Learnings

1.Creating a conceptual model to illustrate our thinking process

When we first started creating the draft of our survey, we had listed questions out the way that they seemed to make sense for our survey-takers. However, we realized later that a conceptual model would help us identify how different sections of our survey tied in with one another.

2. Using self-created concepts to test hypothesized relationships

We hypothesized parallels in behavior between credit-card users and student loan takers. Both involved taking out a certain amount of money beforehand, and paying it back in monthly repayments. As such, we drafted concepts to test if specific credit card usage incentives would help people pay back their student loans on time, and accelerate the rate at which they did.

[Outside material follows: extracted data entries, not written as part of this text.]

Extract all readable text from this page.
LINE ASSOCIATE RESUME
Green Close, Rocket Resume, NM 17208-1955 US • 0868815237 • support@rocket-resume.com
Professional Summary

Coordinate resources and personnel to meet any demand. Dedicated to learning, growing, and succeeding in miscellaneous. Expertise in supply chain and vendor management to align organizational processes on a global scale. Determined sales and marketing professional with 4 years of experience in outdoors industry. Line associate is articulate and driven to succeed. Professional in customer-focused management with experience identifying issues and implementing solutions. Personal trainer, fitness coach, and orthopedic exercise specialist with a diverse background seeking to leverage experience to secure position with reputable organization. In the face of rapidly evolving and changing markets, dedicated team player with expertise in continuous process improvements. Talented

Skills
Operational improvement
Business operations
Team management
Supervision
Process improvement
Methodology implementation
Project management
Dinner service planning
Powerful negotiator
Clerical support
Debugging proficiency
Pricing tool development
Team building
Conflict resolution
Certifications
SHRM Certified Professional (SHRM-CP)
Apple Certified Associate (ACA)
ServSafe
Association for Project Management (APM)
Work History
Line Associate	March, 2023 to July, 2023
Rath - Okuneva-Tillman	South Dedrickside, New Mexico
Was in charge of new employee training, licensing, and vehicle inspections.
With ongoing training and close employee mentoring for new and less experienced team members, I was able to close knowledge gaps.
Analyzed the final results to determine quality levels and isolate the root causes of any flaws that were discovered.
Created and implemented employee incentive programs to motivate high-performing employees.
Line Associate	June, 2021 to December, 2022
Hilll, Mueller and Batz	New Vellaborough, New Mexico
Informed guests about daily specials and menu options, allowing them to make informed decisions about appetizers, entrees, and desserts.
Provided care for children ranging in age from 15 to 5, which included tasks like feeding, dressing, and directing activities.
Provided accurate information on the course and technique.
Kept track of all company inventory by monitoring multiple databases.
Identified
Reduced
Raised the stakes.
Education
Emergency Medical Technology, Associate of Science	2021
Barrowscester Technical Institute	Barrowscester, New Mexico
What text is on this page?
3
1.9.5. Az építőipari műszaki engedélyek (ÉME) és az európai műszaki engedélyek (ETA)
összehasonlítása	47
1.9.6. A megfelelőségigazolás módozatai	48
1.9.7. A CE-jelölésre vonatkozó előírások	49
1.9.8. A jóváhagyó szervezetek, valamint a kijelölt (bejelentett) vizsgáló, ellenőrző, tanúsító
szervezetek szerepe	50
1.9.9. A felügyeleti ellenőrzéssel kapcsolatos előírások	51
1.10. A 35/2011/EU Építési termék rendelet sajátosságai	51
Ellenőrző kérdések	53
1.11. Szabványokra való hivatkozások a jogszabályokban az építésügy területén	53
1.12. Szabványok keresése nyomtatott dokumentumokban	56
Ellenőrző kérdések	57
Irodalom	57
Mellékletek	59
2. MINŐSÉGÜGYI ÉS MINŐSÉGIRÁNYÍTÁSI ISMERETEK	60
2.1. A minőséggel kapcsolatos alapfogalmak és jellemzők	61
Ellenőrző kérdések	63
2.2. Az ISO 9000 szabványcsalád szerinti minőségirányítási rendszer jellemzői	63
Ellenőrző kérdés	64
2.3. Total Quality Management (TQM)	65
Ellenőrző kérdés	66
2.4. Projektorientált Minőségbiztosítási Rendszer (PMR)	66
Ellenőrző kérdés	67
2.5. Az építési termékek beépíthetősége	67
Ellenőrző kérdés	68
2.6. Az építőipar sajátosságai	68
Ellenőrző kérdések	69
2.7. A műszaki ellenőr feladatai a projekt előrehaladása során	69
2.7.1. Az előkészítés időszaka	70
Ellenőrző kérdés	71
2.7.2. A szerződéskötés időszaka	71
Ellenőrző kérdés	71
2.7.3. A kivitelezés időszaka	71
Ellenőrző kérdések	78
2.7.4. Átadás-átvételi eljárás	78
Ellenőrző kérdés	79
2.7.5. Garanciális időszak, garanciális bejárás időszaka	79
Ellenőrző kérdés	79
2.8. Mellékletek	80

3. Learning to scope our survey down to dial up clarity in insights

Initially, we thought of opening this survey up for anyone who had taken student loans, across different educational levels and stages of loan repayment. While this would allow for more survey takers, we later decided to scope it down to: only individuals who took undergraduate student loans, and that they had to be actively paying back their loans. This created a basis of which we would be able to analyze the insights without too many differences in the individuals' life stages or loan repayment status.


4. To design a strong survey, step into the mental model of the survey-taker
It may seem deceptively easy to create a sequence of questions for the survey-taker. However, designing our survey required a surprising number of iterations, especially when it came to trying to understand people's credit card usage without biasing them with our existing preconceptions on how they correlated with student loan repayment habits.